We Americans want it all, don’t we?
Food that’s cheap but delicious. Airports that are safe yet convenient. Presidents who are smart and still say damned charming things like “misunderestimated.”
But time and again, we find we can’t have it both ways.
Just look at our reaction to the plight of Lisa Nowak, the NASA astronaut who lost her boys’ club cool last week and attacked a romantic rival with pepper spray.
While wearing a wig.
And, um, a diaper.
Police are calling it a love triangle: Nowak, a decorated Navy engineer who flew on the space shuttle Discovery in July, drove 12 hours from Houston to Orlando to confront Air Force Capt. Colleen Shipman, with whom she was competing for the affections of astronaut Bill Oefelein. She wore adult diapers so she wouldn’t have to pull over at rest stops, disguised herself in a wig and trench coat, followed Shipman to her car and then sprayed her in the eyes with pepper spray before her victim escaped and got help.
Police found a BB gun in Nowak’s car, along with a four-inch folding knife, gleaming steel mallet, latex gloves, four feet of rubber tubing, garbage bags and $600 cash.
Unless she planned to construct a crude getaway parachute — or a sophisticated diaper-disposal system — it all looks bad for Nowak.
Now the 43-year-old mother of three is facing charges of attempted murder while America blithely lampoons her as a wingnut. Headlines like “Lust in Space” and “Dark Side of the Loon” topped the news story. Jay Leno joked about the aerospace engineer being the worst sort of flight risk and David Letterman offered the “Top Ten Signs an Astronaut Is Trying to Kill You.”
All of which is funny, indeed, and I’m not saying Nowak’s sane. NASA’s psychological screenings notwithstanding, I’d rather wander Fresno with Anne Heche’s alien ego than sip Tang with this mallet-wielding galaxy trotter.
But isn’t it hypocritical of us, as a nation, to mock a woman like Nowak for letting her heart guide her actions — when we revile Hillary Clinton for doing just the opposite?
The comparison between Captain Nowak and Senator Clinton may seem strained — one’s running for President and the other, thanks to a court-mandated ankle bracelet, isn’t running anywhere. But both women have attained a rare level of success in grace-under-pressure careers dominated by men. Nowak is known as “Robochick” for operating the space shuttle’s robotic arm. As the less-popular half of “Billary,” Clinton was believed to have undue influence over her husband’s presidency.
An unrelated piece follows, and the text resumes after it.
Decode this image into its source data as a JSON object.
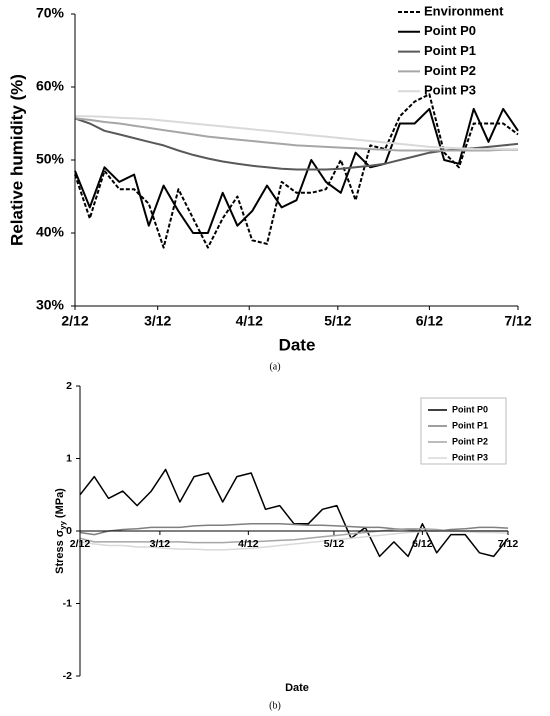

And both, now, have seen their professional achievements undermined by amorous entanglements. But if one of them horrifies the nation by hunting down the “other woman,” and the other is labeled “cold-hearted” for sticking with her philandering spouse, there appears to be a double standard at work:
When successful women have our hearts broken, we’re damned if we plot murder, and damned if we don’t.
It’s worth noting that, in love triangles, men come unhinged, too. But no one ever drags their professional life into the discussion. (If wife murderer Scott Peterson was accused of being an unfit pesticide salesman, I stand corrected.)
The hypocrisy points to an important question: How do we want our female leaders — passionate and unpredictable “like a woman,” or controlled and calculated “like a man”?
Would we, deep down, really prefer that women stay home and stop meddling in areas that were once so neatly — so masculinely — defined? Or would we simply rather the nation’s female role models abstain from the messy business of falling in love, so that we can forget they’re sexual beings entirely?
Women are multi-faceted. I love that Nowak’s NASA biography reports her hobbies as skeet shooting and growing African violets. I love how Clinton admits, in her autobiography, that her husband’s infidelity left her “furious” and “gulping for air,” but that she can still somehow manage to not assault Monica Lewinsky in a Florida parking garage.
Ultimately, a woman’s going to pursue that which makes her happiest, and no amount of public scorn is going to stop her.
For what it’s worth, though, I’d rather our next President approach life’s challenges with a poker face than a pocket knife.